Signet’s sales during its fourth-fiscal quarter, which included Christmas season and ended on January 28, 2011, rose 6.5 percent year on year to $1.35 billion while cost of sales increased 5.1 percent to $790.6 million. U.S. division same-store sales rose 8.3 percent, led by a 9.1 percent rate of growth at Kay Jewelers. U.K. comparable-store sales improved 1.2 percent in local currency.
Gross margin increased 80 basis points to 41.6 percent in large part due to an improved U.S. debt ratio and price hikes due to higher commodity prices. Net earnings for the quarter jumped 48.6 percent to $156.6 million, or $1.79 per diluted share.
Fiscal-year 2012 revenue rose 9.1 percent year on year to $3.75 billion and cost of sales increased 5.3 percent to $2.3 billion. U.S. division same-store sales rose 11.1 percent, led by a 12.1 percent increase at Jared. U.K. same-store sales were up 0.9 percent, but overall sales were flat in terms of local currency.
Gross margin increased by 210 basis points to 38.3 percent as Signet leveraged store occupancy costs and improved U.S. debt. Price increases offset the impact of higher precious metals and diamond prices. Net earnings surged 62 percent to $324.4 million or $3.73 per diluted share.
In review of Signet’s fiscal-year, the company observed that branded jewelry and exclusive products drove sales. In particular, the retailer stated that Neil Lane Bridal, Charmed Memories and Tolkowsky Diamond brands performed very well. U.S. division sales were also higher due to “compelling merchandising initiatives” as well as higher prices. Furthermore, its U.S. net bad debt to sales ratio fell to 3.4 percent from 4.2 percent in fiscal-year 2011. Signet’s retail brands also increased customer financing to 56.1 percent from 54.2 percent in 2011. Signet closed 24 stores during the year and opened 25 new locations.

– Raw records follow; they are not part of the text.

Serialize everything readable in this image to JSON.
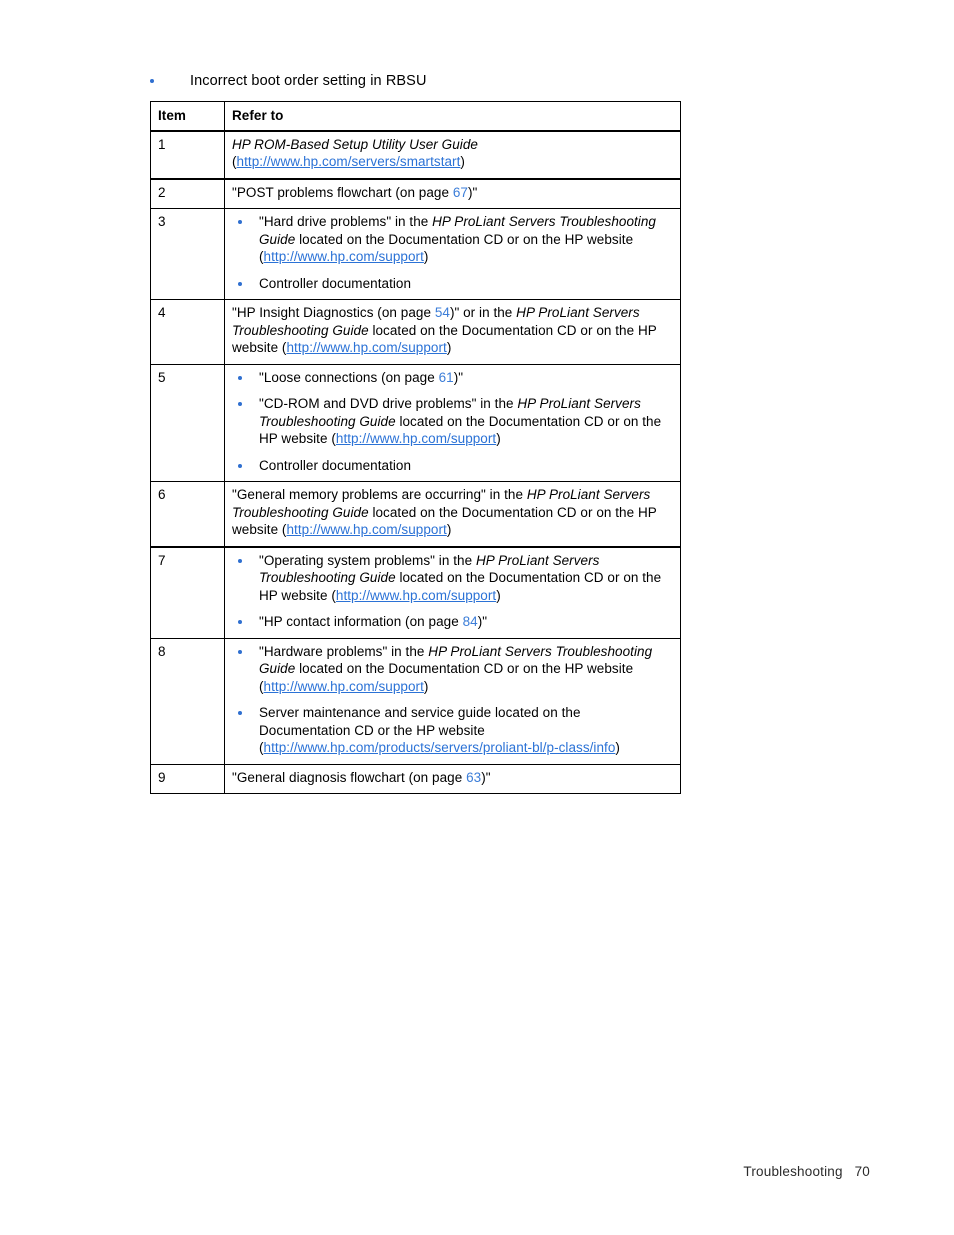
{
  "document": {
    "intro_bullet": "Incorrect boot order setting in RBSU",
    "table": {
      "headers": {
        "item": "Item",
        "refer_to": "Refer to"
      },
      "rows": [
        {
          "item": "1",
          "blocks": [
            {
              "type": "paragraph",
              "segments": [
                {
                  "kind": "italic",
                  "text": "HP ROM-Based Setup Utility User Guide"
                },
                {
                  "kind": "break",
                  "text": ""
                },
                {
                  "kind": "text",
                  "text": "("
                },
                {
                  "kind": "link",
                  "text": "http://www.hp.com/servers/smartstart"
                },
                {
                  "kind": "text",
                  "text": ")"
                }
              ]
            }
          ]
        },
        {
          "item": "2",
          "blocks": [
            {
              "type": "paragraph",
              "segments": [
                {
                  "kind": "text",
                  "text": "\"POST problems flowchart (on page "
                },
                {
                  "kind": "page",
                  "text": "67"
                },
                {
                  "kind": "text",
                  "text": ")\""
                }
              ]
            }
          ]
        },
        {
          "item": "3",
          "blocks": [
            {
              "type": "bullet",
              "segments": [
                {
                  "kind": "text",
                  "text": "\"Hard drive problems\" in the "
                },
                {
                  "kind": "italic",
                  "text": "HP ProLiant Servers Troubleshooting Guide"
                },
                {
                  "kind": "text",
                  "text": " located on the Documentation CD or on the HP website ("
                },
                {
                  "kind": "link",
                  "text": "http://www.hp.com/support"
                },
                {
                  "kind": "text",
                  "text": ")"
                }
              ]
            },
            {
              "type": "bullet",
              "segments": [
                {
                  "kind": "text",
                  "text": "Controller documentation"
                }
              ]
            }
          ]
        },
        {
          "item": "4",
          "blocks": [
            {
              "type": "paragraph",
              "segments": [
                {
                  "kind": "text",
                  "text": "\"HP Insight Diagnostics (on page "
                },
                {
                  "kind": "page",
                  "text": "54"
                },
                {
                  "kind": "text",
                  "text": ")\" or in the "
                },
                {
                  "kind": "italic",
                  "text": "HP ProLiant Servers Troubleshooting Guide"
                },
                {
                  "kind": "text",
                  "text": " located on the Documentation CD or on the HP website ("
                },
                {
                  "kind": "link",
                  "text": "http://www.hp.com/support"
                },
                {
                  "kind": "text",
                  "text": ")"
                }
              ]
            }
          ]
        },
        {
          "item": "5",
          "blocks": [
            {
              "type": "bullet",
              "segments": [
                {
                  "kind": "text",
                  "text": "\"Loose connections (on page "
                },
                {
                  "kind": "page",
                  "text": "61"
                },
                {
                  "kind": "text",
                  "text": ")\""
                }
              ]
            },
            {
              "type": "bullet",
              "segments": [
                {
                  "kind": "text",
                  "text": "\"CD-ROM and DVD drive problems\" in the "
                },
                {
                  "kind": "italic",
                  "text": "HP ProLiant Servers Troubleshooting Guide"
                },
                {
                  "kind": "text",
                  "text": " located on the Documentation CD or on the HP website ("
                },
                {
                  "kind": "link",
                  "text": "http://www.hp.com/support"
                },
                {
                  "kind": "text",
                  "text": ")"
                }
              ]
            },
            {
              "type": "bullet",
              "segments": [
                {
                  "kind": "text",
                  "text": "Controller documentation"
                }
              ]
            }
          ]
        },
        {
          "item": "6",
          "blocks": [
            {
              "type": "paragraph",
              "segments": [
                {
                  "kind": "text",
                  "text": "\"General memory problems are occurring\" in the "
                },
                {
                  "kind": "italic",
                  "text": "HP ProLiant Servers Troubleshooting Guide"
                },
                {
                  "kind": "text",
                  "text": " located on the Documentation CD or on the HP website ("
                },
                {
                  "kind": "link",
                  "text": "http://www.hp.com/support"
                },
                {
                  "kind": "text",
                  "text": ")"
                }
              ]
            }
          ]
        },
        {
          "item": "7",
          "blocks": [
            {
              "type": "bullet",
              "segments": [
                {
                  "kind": "text",
                  "text": "\"Operating system problems\" in the "
                },
                {
                  "kind": "italic",
                  "text": "HP ProLiant Servers Troubleshooting Guide"
                },
                {
                  "kind": "text",
                  "text": " located on the Documentation CD or on the HP website ("
                },
                {
                  "kind": "link",
                  "text": "http://www.hp.com/support"
                },
                {
                  "kind": "text",
                  "text": ")"
                }
              ]
            },
            {
              "type": "bullet",
              "segments": [
                {
                  "kind": "text",
                  "text": "\"HP contact information (on page "
                },
                {
                  "kind": "page",
                  "text": "84"
                },
                {
                  "kind": "text",
                  "text": ")\""
                }
              ]
            }
          ]
        },
        {
          "item": "8",
          "blocks": [
            {
              "type": "bullet",
              "segments": [
                {
                  "kind": "text",
                  "text": "\"Hardware problems\" in the "
                },
                {
                  "kind": "italic",
                  "text": "HP ProLiant Servers Troubleshooting Guide"
                },
                {
                  "kind": "text",
                  "text": " located on the Documentation CD or on the HP website ("
                },
                {
                  "kind": "link",
                  "text": "http://www.hp.com/support"
                },
                {
                  "kind": "text",
                  "text": ")"
                }
              ]
            },
            {
              "type": "bullet",
              "segments": [
                {
                  "kind": "text",
                  "text": "Server maintenance and service guide located on the Documentation CD or the HP website ("
                },
                {
                  "kind": "link",
                  "text": "http://www.hp.com/products/servers/proliant-bl/p-class/info"
                },
                {
                  "kind": "text",
                  "text": ")"
                }
              ]
            }
          ]
        },
        {
          "item": "9",
          "blocks": [
            {
              "type": "paragraph",
              "segments": [
                {
                  "kind": "text",
                  "text": "\"General diagnosis flowchart (on page "
                },
                {
                  "kind": "page",
                  "text": "63"
                },
                {
                  "kind": "text",
                  "text": ")\""
                }
              ]
            }
          ]
        }
      ],
      "thick_border_after_rows": [
        "1",
        "6"
      ]
    }
  },
  "footer": {
    "chapter": "Troubleshooting",
    "page_number": "70",
    "text": "Troubleshooting   70"
  },
  "colors": {
    "link": "#2b72d6",
    "page_ref": "#3b7dd8",
    "bullet": "#2f6fd0",
    "rule": "#000000",
    "text": "#000000",
    "footer_text": "#2b2b2b"
  }
}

In the U.K., branded jewelry along with fashion watches and bridal performed well during the period. Signet closed three H.Samuel and six Ernest Jones locations during the year and opened two of each brand stores, leaving a net closure of five stores.
Looking ahead to fiscal-year 2013, Signet vowed to develop and train employees to consistently enhance the retail experience for customers; grow and develop new and existing brands and categories; drive competitive strengths and infrastructure to reduce costs; optimize the capital structure to manage risk and increase market share while maximizing sustainable profit levels.
Signet expects to maintain its gross margin rate by raising prices to offset higher product costs coupled with improving store operating efficiencies. Signet expects to spend $145 million to $165 million in the coming year to open 45 new stores, remodel and/or relocate 110 stores and to revamp its information systems in order to support in-store sales technology and global IT operations.
Signet’s chief executive, Mike Barnes, said, ”Our long term competitive strengths continued to drive the superior performance achieved during the year. Creating an outstanding customer experience, the strength of our merchandise, our continued advertising investment in support of our store concepts and merchandise brands, and, in the U.S., our customer finance programs, all work together to effectively support our customers’ jewelry purchases.”